I think as well the idea of selling them had become too much a part of the effort and these free floating hippies need to mushroom prance through their particular wonderland without such grownup mercantile consequential in tow. So I decided not to sell any of them until after the series had reached its conclusion. That day has finally come and as of today at 2pm ALL of the 50 pieces will go up for sale en masse right HERE at 2pm EST, if you’re so inclined.

 

To see the series on its own devoted web page, please go HERE.

In the end it was a cathartic reconciliation with the Bic pen that I had so maligned for so long… I’ll never do another graphic novel of that scale with them of course, but it proved once again its tremendous values an instrument I so admire. It’s a portable pen that draws in many ways like a pencil. The reason I send up Bic for these pens is their consistent ability to keep to their line without a hiccup. They also for reasons of their own do not poop out these blobs of ink as most ballpoints do after a series of drawing. The overall effect of the exercise was to expand once again into a new area from which to draw from for any given piece or forthcoming project.
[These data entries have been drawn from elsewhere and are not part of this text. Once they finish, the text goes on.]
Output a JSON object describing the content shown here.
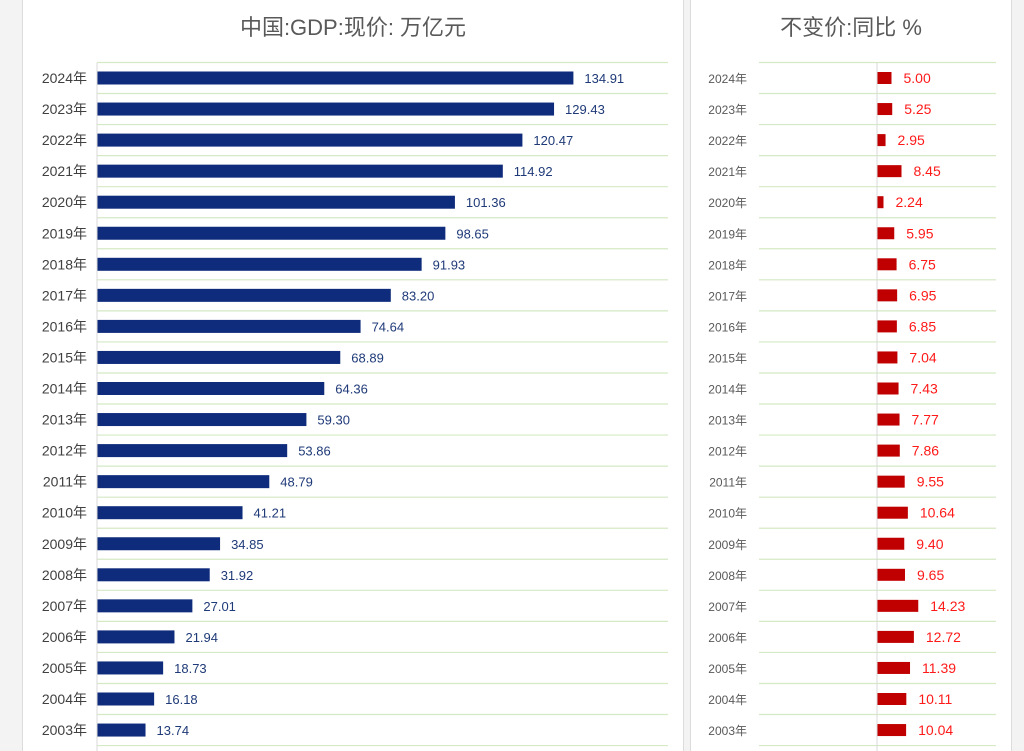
{
  "colors": {
    "gdp_bar": "#0f2b7c",
    "gdp_label": "#1f3a78",
    "growth_bar": "#c00000",
    "growth_label": "#ff1a1a",
    "gridline": "#d4e9c4",
    "axis_label": "#404040"
  },
  "chart_data": [
    {
      "type": "bar",
      "orientation": "horizontal",
      "title": "中国:GDP:现价: 万亿元",
      "categories": [
        "2024年",
        "2023年",
        "2022年",
        "2021年",
        "2020年",
        "2019年",
        "2018年",
        "2017年",
        "2016年",
        "2015年",
        "2014年",
        "2013年",
        "2012年",
        "2011年",
        "2010年",
        "2009年",
        "2008年",
        "2007年",
        "2006年",
        "2005年",
        "2004年",
        "2003年"
      ],
      "values": [
        134.91,
        129.43,
        120.47,
        114.92,
        101.36,
        98.65,
        91.93,
        83.2,
        74.64,
        68.89,
        64.36,
        59.3,
        53.86,
        48.79,
        41.21,
        34.85,
        31.92,
        27.01,
        21.94,
        18.73,
        16.18,
        13.74
      ],
      "value_labels": [
        "134.91",
        "129.43",
        "120.47",
        "114.92",
        "101.36",
        "98.65",
        "91.93",
        "83.20",
        "74.64",
        "68.89",
        "64.36",
        "59.30",
        "53.86",
        "48.79",
        "41.21",
        "34.85",
        "31.92",
        "27.01",
        "21.94",
        "18.73",
        "16.18",
        "13.74"
      ],
      "xlim": [
        0,
        160
      ],
      "grid": true,
      "legend": "none"
    },
    {
      "type": "bar",
      "orientation": "horizontal",
      "title": "不变价:同比 %",
      "categories": [
        "2024年",
        "2023年",
        "2022年",
        "2021年",
        "2020年",
        "2019年",
        "2018年",
        "2017年",
        "2016年",
        "2015年",
        "2014年",
        "2013年",
        "2012年",
        "2011年",
        "2010年",
        "2009年",
        "2008年",
        "2007年",
        "2006年",
        "2005年",
        "2004年",
        "2003年"
      ],
      "values": [
        5.0,
        5.25,
        2.95,
        8.45,
        2.24,
        5.95,
        6.75,
        6.95,
        6.85,
        7.04,
        7.43,
        7.77,
        7.86,
        9.55,
        10.64,
        9.4,
        9.65,
        14.23,
        12.72,
        11.39,
        10.11,
        10.04
      ],
      "value_labels": [
        "5.00",
        "5.25",
        "2.95",
        "8.45",
        "2.24",
        "5.95",
        "6.75",
        "6.95",
        "6.85",
        "7.04",
        "7.43",
        "7.77",
        "7.86",
        "9.55",
        "10.64",
        "9.40",
        "9.65",
        "14.23",
        "12.72",
        "11.39",
        "10.11",
        "10.04"
      ],
      "xlim": [
        0,
        40
      ],
      "grid": true,
      "legend": "none"
    }
  ]
}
Essentially I found a new love and a new way of working and thinking again. I cannot express too oftener too loudly how absolutely valuable these kinds of experiments are whether you’re just getting going in your art career or as a years-long established professional. More I think for the latter because working this much for this long is simply exhausting and can command through force of desire by one’s public and by simply doing what works, a new way of thinking that can keep your art making fresh. Work, experiment, work again and repeat it until you can no longer. That’s the goal and the daily experience if you’re doing it right.